Photos are great, text is less so. A four to five star book, but have to deduct one for the text.
If you are a specialist and have many other volumes on world war two then you will love the previously unpublished images, often of unusual support vehicles and non-combat situations. In fact, there are few images of the "sharp end" of combat. Many are of units moving up to the front or support units behind the front lines.
Most of these were likely taken by simple soldiers rather than being the usual PK (propaganda kompagnie) images. The latter accounts for some out of focus/blurry images as they are often of moving subjects and not posed situations (no tripods and slow film speeds leading to motion blur). It's a look behind the scenes of WWII.
The text is somewhat hit or miss. A fair number of captions are grossly incorrect (wrong vehicle identification), again, not a problem for a specialist who might actually enjoy spotting these errors.
Others are less than accurate: An MG34 mounted on an anti-air tripod is followed by the comment "Throughout the war support units were issued with light machine guns for self defense and were able to counter low flying enemy aircraft quite regularly", although this may have been the wish of the people issuing the weapons, it was hardly likely to be the outcome with any but the slowest flying of aircraft. I also wonder why he would need to include the word "enemy" in the sentence.
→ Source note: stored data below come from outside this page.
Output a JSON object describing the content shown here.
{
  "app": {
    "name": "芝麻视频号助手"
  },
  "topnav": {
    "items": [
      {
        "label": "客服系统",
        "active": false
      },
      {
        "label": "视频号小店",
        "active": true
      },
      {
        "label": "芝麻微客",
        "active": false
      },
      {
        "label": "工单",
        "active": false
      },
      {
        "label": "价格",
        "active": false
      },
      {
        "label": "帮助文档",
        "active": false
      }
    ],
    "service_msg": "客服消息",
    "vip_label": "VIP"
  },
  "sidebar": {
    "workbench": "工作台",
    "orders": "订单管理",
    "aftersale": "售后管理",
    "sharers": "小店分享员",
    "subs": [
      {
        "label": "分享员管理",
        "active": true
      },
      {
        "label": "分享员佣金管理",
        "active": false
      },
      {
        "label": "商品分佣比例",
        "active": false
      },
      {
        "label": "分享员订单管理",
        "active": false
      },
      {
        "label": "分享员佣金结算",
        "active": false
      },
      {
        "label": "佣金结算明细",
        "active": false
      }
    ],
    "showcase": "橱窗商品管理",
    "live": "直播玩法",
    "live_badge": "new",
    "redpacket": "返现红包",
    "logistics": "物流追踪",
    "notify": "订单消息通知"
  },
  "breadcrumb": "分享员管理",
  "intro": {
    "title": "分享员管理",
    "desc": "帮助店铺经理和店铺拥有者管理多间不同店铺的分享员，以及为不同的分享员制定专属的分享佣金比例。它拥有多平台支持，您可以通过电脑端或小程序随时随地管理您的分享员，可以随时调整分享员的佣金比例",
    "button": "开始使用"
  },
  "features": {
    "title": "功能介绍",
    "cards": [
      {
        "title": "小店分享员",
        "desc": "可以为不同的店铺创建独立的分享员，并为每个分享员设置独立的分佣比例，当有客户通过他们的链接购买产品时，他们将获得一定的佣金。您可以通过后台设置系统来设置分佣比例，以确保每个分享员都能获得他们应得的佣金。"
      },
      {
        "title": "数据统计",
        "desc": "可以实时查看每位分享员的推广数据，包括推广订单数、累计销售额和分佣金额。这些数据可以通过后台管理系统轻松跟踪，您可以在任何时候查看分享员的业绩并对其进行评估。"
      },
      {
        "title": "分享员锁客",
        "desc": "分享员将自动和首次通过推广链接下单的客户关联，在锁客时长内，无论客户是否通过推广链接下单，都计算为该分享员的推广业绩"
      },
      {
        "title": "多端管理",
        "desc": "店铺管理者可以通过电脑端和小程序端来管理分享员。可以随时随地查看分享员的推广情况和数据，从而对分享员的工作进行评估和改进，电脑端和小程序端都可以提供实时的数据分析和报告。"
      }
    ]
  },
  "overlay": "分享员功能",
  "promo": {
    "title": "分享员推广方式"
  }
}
It's often best to stop after the first sentence of a caption to avoid the often inane comments which follow. For example the caption of a photo of an artillery piece contains the following observation: "The power of these heavy field guns could hurl its destructive charge miles into the enemy lines, sometimes with devastating results.
Occasionally said "insights" are repeated word for word in a subsequent caption just a few pages later. Others, like the previous example, have been "lifted" verbatim (or nearly so) from other volumes of the series (supposedly by a different author -otherwise known as plagiarism (!!)). "Motorcyclists that decided to avoid the roads and travel cross-country often found it a perilous undertaking and the casualty rate among motorcyclists was inevitably high." was also in the "Crushing of Poland" volume although the syntax used in the latter is rather fractured (see my review of that volume if you are curious).
In summary: enjoy the photographs, particularly if you are knowledgeable enough to figure out what you are looking at on your own and are very interested in the mundane aspects of WWII, read the text at your own risk, trying to find an occasional pearl among the gravel.